Russell participated in many broadcasts over the BBC, particularly The Brains Trust and for the Third Programme, on various topical and philosophical subjects. By this time Russell was known outside academic circles, frequently the subject or author of magazine and newspaper articles, and was called upon to offer opinions on a variety of subjects, even mundane ones. En route to one of his lectures in Trondheim, Russell was one of 24 survivors (out of 43 passengers) of an aeroplane crash in Hommelvik in October 1948. He said he owed his life to smoking since the people who drowned were in the non-smoking part of the plane.[93][94] A History of Western Philosophy (1945) became a best-seller and provided Russell with a steady income for the remainder of his life.
In 1942, Russell argued in favour of a moderate socialism, capable of overcoming its metaphysical principles. In an inquiry on dialectical materialism, launched by the Austrian artist and philosopher Wolfgang Paalen in his journal DYN, Russell said: "I think the metaphysics of both Hegel and Marx plain nonsense—Marx's claim to be 'science' is no more justified than Mary Baker Eddy's. This does not mean that I am opposed to socialism."[95]

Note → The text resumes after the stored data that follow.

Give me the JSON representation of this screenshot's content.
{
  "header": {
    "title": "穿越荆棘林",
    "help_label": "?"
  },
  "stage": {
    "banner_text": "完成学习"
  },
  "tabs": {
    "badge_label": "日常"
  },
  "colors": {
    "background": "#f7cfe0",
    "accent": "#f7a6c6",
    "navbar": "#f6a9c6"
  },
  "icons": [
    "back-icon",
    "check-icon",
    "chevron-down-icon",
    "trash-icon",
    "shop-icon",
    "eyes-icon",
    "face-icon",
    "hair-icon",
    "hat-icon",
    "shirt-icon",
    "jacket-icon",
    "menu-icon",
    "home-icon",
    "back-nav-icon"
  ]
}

In 1943, Russell expressed support for Zionism: "I have come gradually to see that, in a dangerous and largely hostile world, it is essential to Jews to have some country which is theirs, some region where they are not suspected aliens, some state which embodies what is distinctive in their culture".[96]
In a speech in 1948, Russell said that if the USSR's aggression continued, it would be morally worse to go to war after the USSR possessed an atomic bomb than before it possessed one, because if the USSR had no bomb the West's victory would come more swiftly and with fewer casualties than if there were atomic bombs on both sides.[97][98] At that time, only the United States possessed an atomic bomb, and the USSR was pursuing an aggressive policy towards the countries in Eastern Europe which were being absorbed into the Soviet Union's sphere of influence. Many understood Russell's comments to mean that Russell approved of a first strike in a war with the USSR, including Nigel Lawson, who was present when Russell spoke of such matters. Others, including Griffin, who obtained a transcript of the speech, have argued that he was explaining the usefulness of America's atomic arsenal in deterring the USSR from continuing its domination of Eastern Europe.[93]

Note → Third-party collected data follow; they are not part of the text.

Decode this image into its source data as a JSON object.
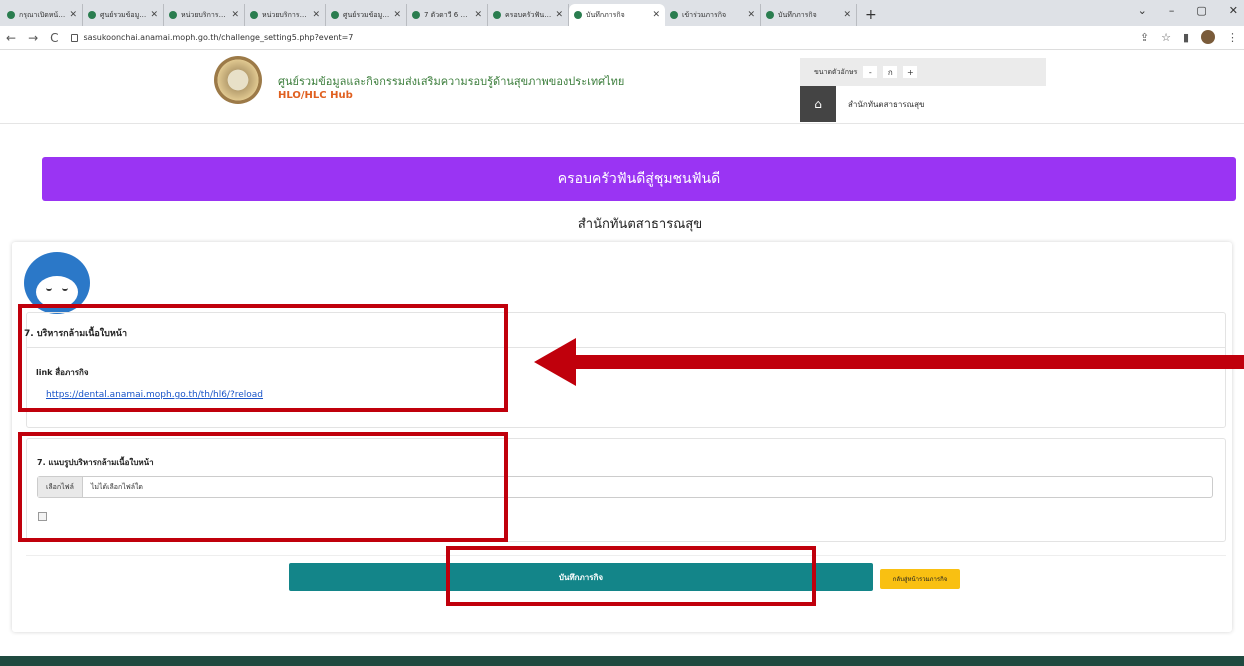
{
  "browser": {
    "tabs": [
      {
        "title": "กรุณาเปิดหน้าจอนี้ใ..."
      },
      {
        "title": "ศูนย์รวมข้อมูลและกิ..."
      },
      {
        "title": "หน่วยบริการต้นแบบ..."
      },
      {
        "title": "หน่วยบริการต้นแบบ..."
      },
      {
        "title": "ศูนย์รวมข้อมูลและกิ..."
      },
      {
        "title": "7 ตัวดาวี 6 ภารกิจ..."
      },
      {
        "title": "ครอบครัวฟันดีสู่ชุมช..."
      },
      {
        "title": "บันทึกภารกิจ"
      },
      {
        "title": "เข้าร่วมภารกิจ"
      },
      {
        "title": "บันทึกภารกิจ"
      }
    ],
    "active_tab": 7,
    "url": "sasukoonchai.anamai.moph.go.th/challenge_setting5.php?event=7"
  },
  "header": {
    "site_title": "ศูนย์รวมข้อมูลและกิจกรรมส่งเสริมความรอบรู้ด้านสุขภาพของประเทศไทย",
    "site_subtitle": "HLO/HLC Hub",
    "font_size_label": "ขนาดตัวอักษร",
    "font_decrease": "-",
    "font_normal": "ก",
    "font_increase": "+",
    "org_name": "สำนักทันตสาธารณสุข"
  },
  "banner": {
    "title": "ครอบครัวฟันดีสู่ชุมชนฟันดี"
  },
  "page": {
    "subtitle": "สำนักทันตสาธารณสุข"
  },
  "mission": {
    "title": "7. บริหารกล้ามเนื้อใบหน้า",
    "link_label": "link สื่อภารกิจ",
    "link_url": "https://dental.anamai.moph.go.th/th/hl6/?reload"
  },
  "upload": {
    "title": "7. แนบรูปบริหารกล้ามเนื้อใบหน้า",
    "choose_file": "เลือกไฟล์",
    "no_file": "ไม่ได้เลือกไฟล์ใด"
  },
  "actions": {
    "save": "บันทึกภารกิจ",
    "back": "กลับสู่หน้ารวมภารกิจ"
  },
  "colors": {
    "banner": "#9a34f3",
    "save_button": "#138589",
    "back_button": "#f9c012",
    "highlight": "#c0000c"
  }
}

Just after the atomic bombs exploded over Hiroshima and Nagasaki, Russell wrote letters, and published articles in newspapers from 1945 to 1948, stating clearly that it was morally justified and better to go to war against the USSR using atomic bombs while the United States possessed them and before the USSR did.[99] In September 1949, one week after the USSR tested its first A-bomb, but before this became known, Russell wrote that the USSR would be unable to develop nuclear weapons because following Stalin's purges only science based on Marxist principles would be practised in the Soviet Union.[100] After it became known that the USSR had carried out its nuclear bomb tests, Russell declared his position advocating the total abolition of atomic weapons.[99]

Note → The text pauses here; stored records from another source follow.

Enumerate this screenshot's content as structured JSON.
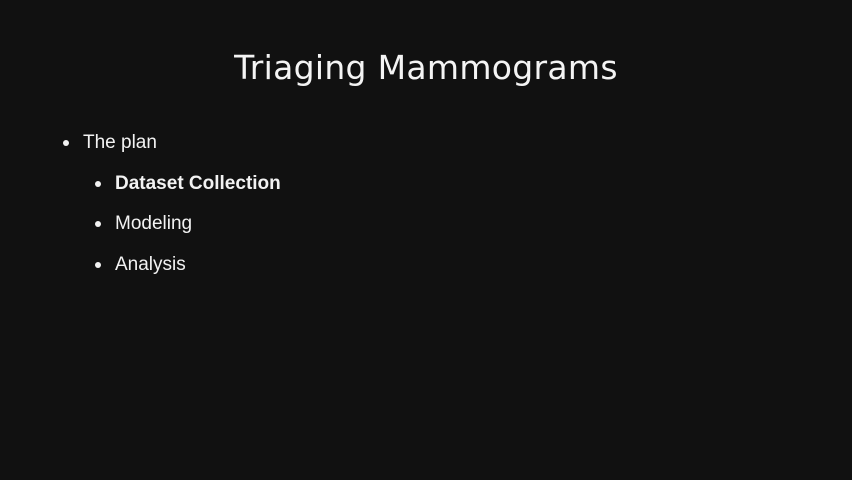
{
  "slide": {
    "title": "Triaging Mammograms",
    "bullets": [
      {
        "text": "The plan",
        "level": 1,
        "bold": false
      },
      {
        "text": "Dataset Collection",
        "level": 2,
        "bold": true
      },
      {
        "text": "Modeling",
        "level": 2,
        "bold": false
      },
      {
        "text": "Analysis",
        "level": 2,
        "bold": false
      }
    ]
  },
  "colors": {
    "background": "#111111",
    "text": "#f2f2f2"
  }
}
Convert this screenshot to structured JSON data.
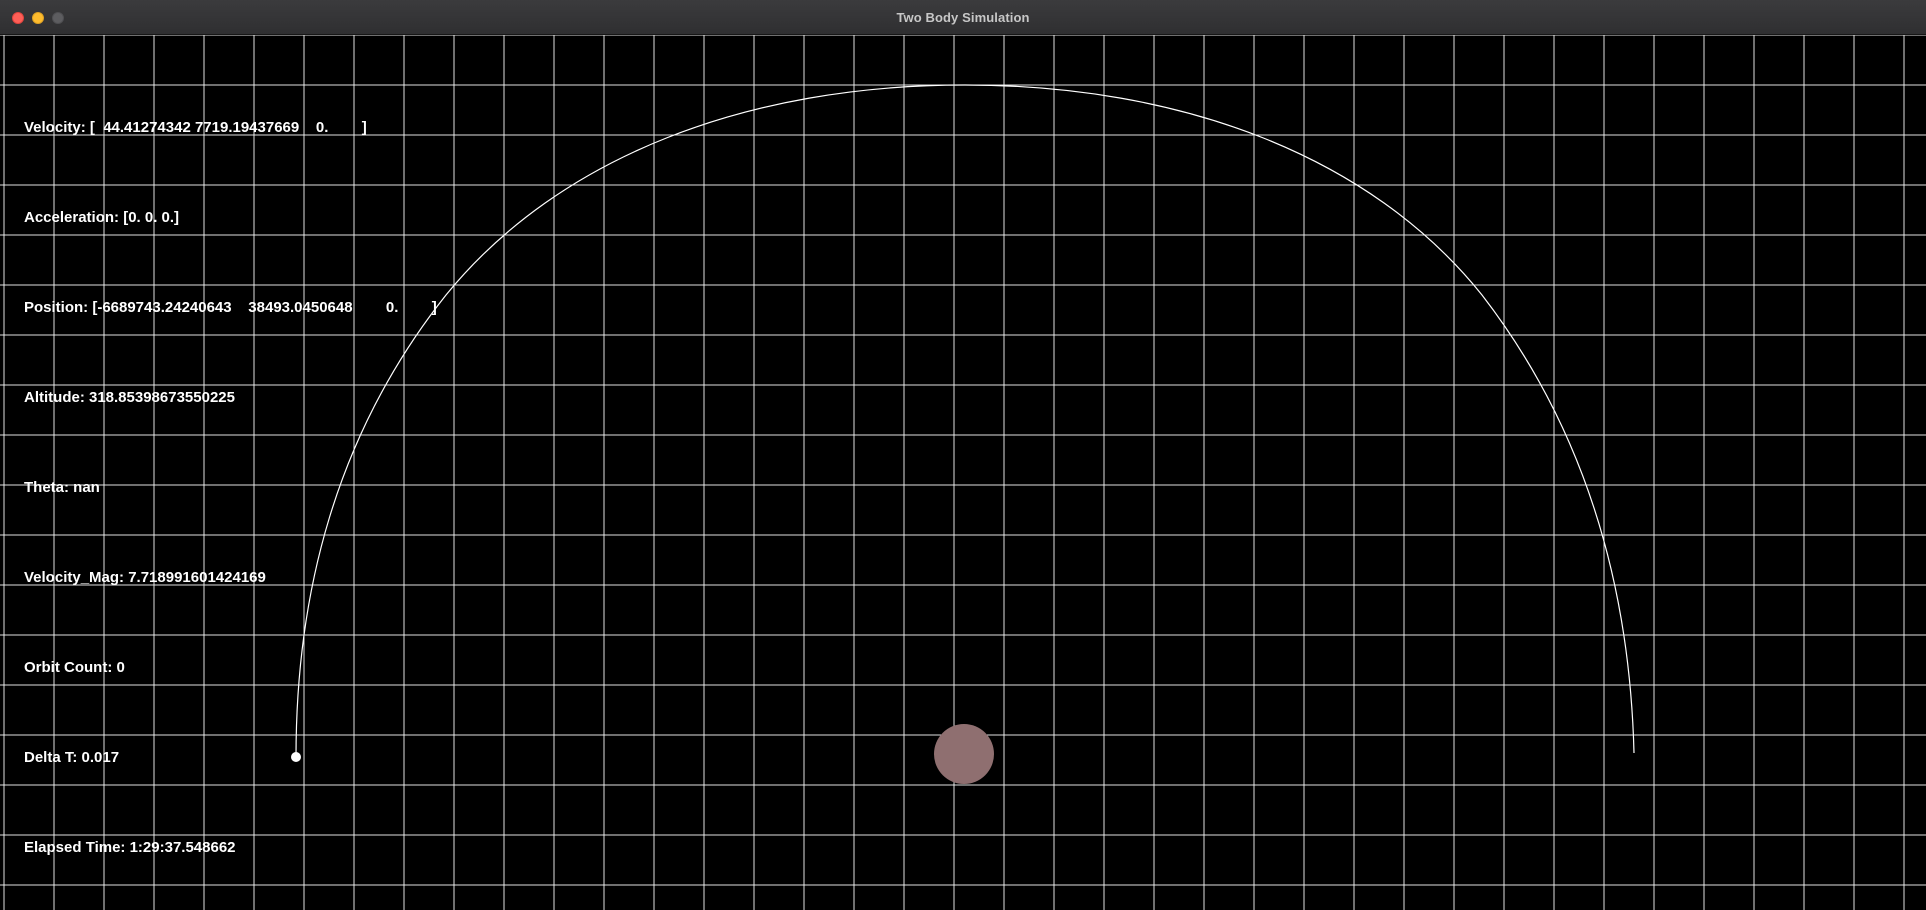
{
  "window": {
    "title": "Two Body Simulation"
  },
  "hud": {
    "velocity": "Velocity: [  44.41274342 7719.19437669    0.        ]",
    "acceleration": "Acceleration: [0. 0. 0.]",
    "position": "Position: [-6689743.24240643    38493.0450648        0.        ]",
    "altitude": "Altitude: 318.85398673550225",
    "theta": "Theta: nan",
    "velocity_mag": "Velocity_Mag: 7.718991601424169",
    "orbit_count": "Orbit Count: 0",
    "delta_t": "Delta T: 0.017",
    "elapsed_time": "Elapsed Time: 1:29:37.548662"
  },
  "icons": {
    "close": "close-icon",
    "minimize": "minimize-icon",
    "zoom": "zoom-icon"
  },
  "colors": {
    "background": "#000000",
    "grid": "#ffffff",
    "orbit_trail": "#ffffff",
    "satellite": "#ffffff",
    "planet": "#8f6f70"
  }
}
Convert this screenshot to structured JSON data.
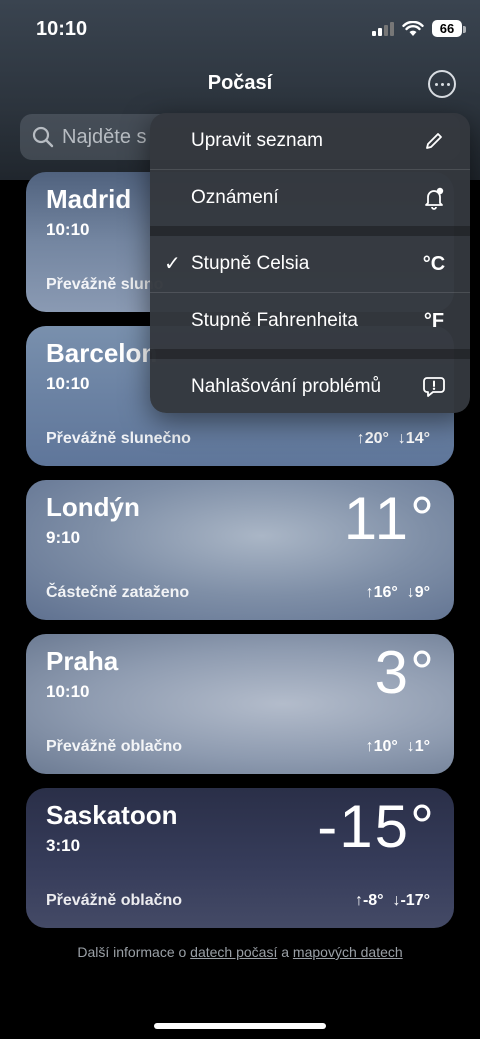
{
  "status": {
    "time": "10:10",
    "battery": "66"
  },
  "header": {
    "title": "Počasí",
    "more_icon": "ellipsis-circle-icon"
  },
  "search": {
    "placeholder": "Najděte s"
  },
  "cards": [
    {
      "city": "Madrid",
      "time": "10:10",
      "condition": "Převážně sluno",
      "temp": "",
      "hi": "",
      "lo": ""
    },
    {
      "city": "Barcelon",
      "time": "10:10",
      "condition": "Převážně slunečno",
      "temp": "",
      "hi": "↑20°",
      "lo": "↓14°"
    },
    {
      "city": "Londýn",
      "time": "9:10",
      "condition": "Částečně zataženo",
      "temp": "11°",
      "hi": "↑16°",
      "lo": "↓9°"
    },
    {
      "city": "Praha",
      "time": "10:10",
      "condition": "Převážně oblačno",
      "temp": "3°",
      "hi": "↑10°",
      "lo": "↓1°"
    },
    {
      "city": "Saskatoon",
      "time": "3:10",
      "condition": "Převážně oblačno",
      "temp": "-15°",
      "hi": "↑-8°",
      "lo": "↓-17°"
    }
  ],
  "menu": {
    "items": [
      {
        "label": "Upravit seznam",
        "icon": "pencil-icon"
      },
      {
        "label": "Oznámení",
        "icon": "bell-badge-icon"
      },
      {
        "label": "Stupně Celsia",
        "icon_text": "°C",
        "checked": "✓"
      },
      {
        "label": "Stupně Fahrenheita",
        "icon_text": "°F"
      },
      {
        "label": "Nahlašování problémů",
        "icon": "report-bubble-icon"
      }
    ]
  },
  "footer": {
    "prefix": "Další informace o ",
    "link1": "datech počasí",
    "middle": " a ",
    "link2": "mapových datech"
  }
}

In 1948, Russell was invited by the BBC to deliver the inaugural Reith Lectures[101]—what was to become an annual series of lectures, still broadcast by the BBC. His series of six broadcasts, titled Authority and the Individual,[102] explored themes such as the role of individual initiative in the development of a community and the role of state control in a progressive society. Russell continued to write about philosophy. He wrote a foreword to Words and Things by Ernest Gellner, which was highly critical of the later thought of Ludwig Wittgenstein and of ordinary language philosophy. Gilbert Ryle refused to have the book reviewed in the philosophical journal Mind, which caused Russell to respond via The Times. The result was a month-long correspondence in The Times between the supporters and detractors of ordinary language philosophy, which was ended when the paper published an editorial critical of both sides but agreeing with the opponents of ordinary language philosophy.[103]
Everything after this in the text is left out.